The Inevitable Collision
What makes this chapter so devastating isn't that the dream dies - it's that it dies before it even begins. Carlson's gunshot echoes through the whole narrative, signaling that mercy killing isn't just about dogs. Sometimes, the most loving thing you can do is end someone's story before they suffer more Worth knowing..

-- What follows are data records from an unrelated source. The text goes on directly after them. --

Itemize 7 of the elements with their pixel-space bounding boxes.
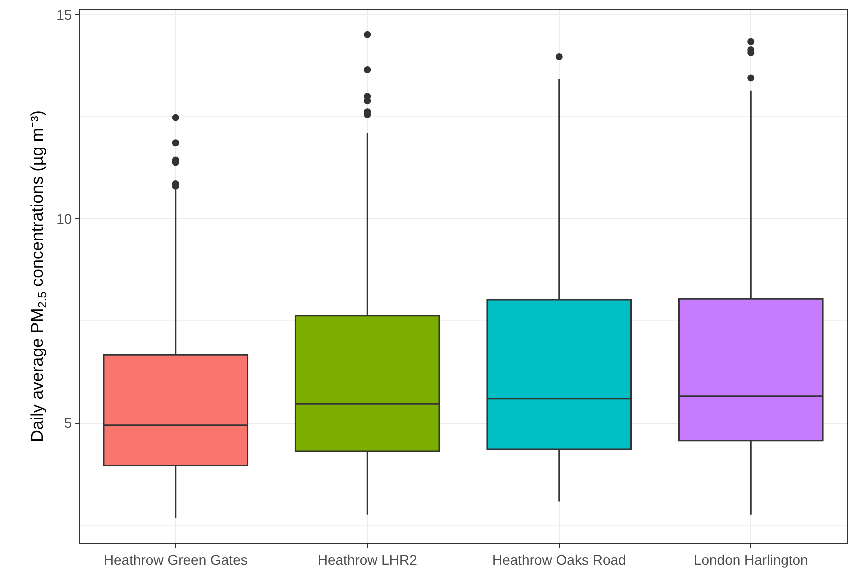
y-tick-label: 10 bbox=[56, 211, 72, 228]
y-tick-label: 5 bbox=[64, 415, 72, 432]
x-tick-label: Heathrow Green Gates bbox=[104, 552, 248, 568]
x-tick-label: London Harlington bbox=[694, 552, 808, 568]
x-tick-label: Heathrow LHR2 bbox=[318, 552, 418, 568]
x-tick-label: Heathrow Oaks Road bbox=[492, 552, 626, 568]
y-tick-label: 15 bbox=[56, 6, 72, 23]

But here's where Steinbeck gets truly cynical: the dream doesn't die permanently. They'll keep believing until the final, tragic pages when the cycle completes itself. In real terms, george will revive it, Lennie will believe in it, Candy will invest in it. The chapter sets up not just the dog's death, but the pattern that will repeat with even more catastrophic results.
Conclusion
Chapter 4 succeeds not because it delivers dramatic action, but because it strips away illusion. The dog's death isn't about violence - it's about the collision between love and reality, between hope and hardship. Candy's grief reveals how quickly identity can collapse when you lose your purpose, while Lennie's loneliness exposes the fundamental human need to be understood rather than merely tolerated That's the part that actually makes a difference..
Steinbeck uses this chapter to establish his central thesis: in a world built for the strong and adaptable, the vulnerable don't just struggle - they become moral dilemmas. And the dream of the farm isn't destroyed by external forces; it's undermined by the internal contradictions of a society that preaches hope while practicing abandonment. The chapter's true achievement is showing us how easily compassion bends to pragmatism, and how quickly the people we love most become the ones we're least able to protect.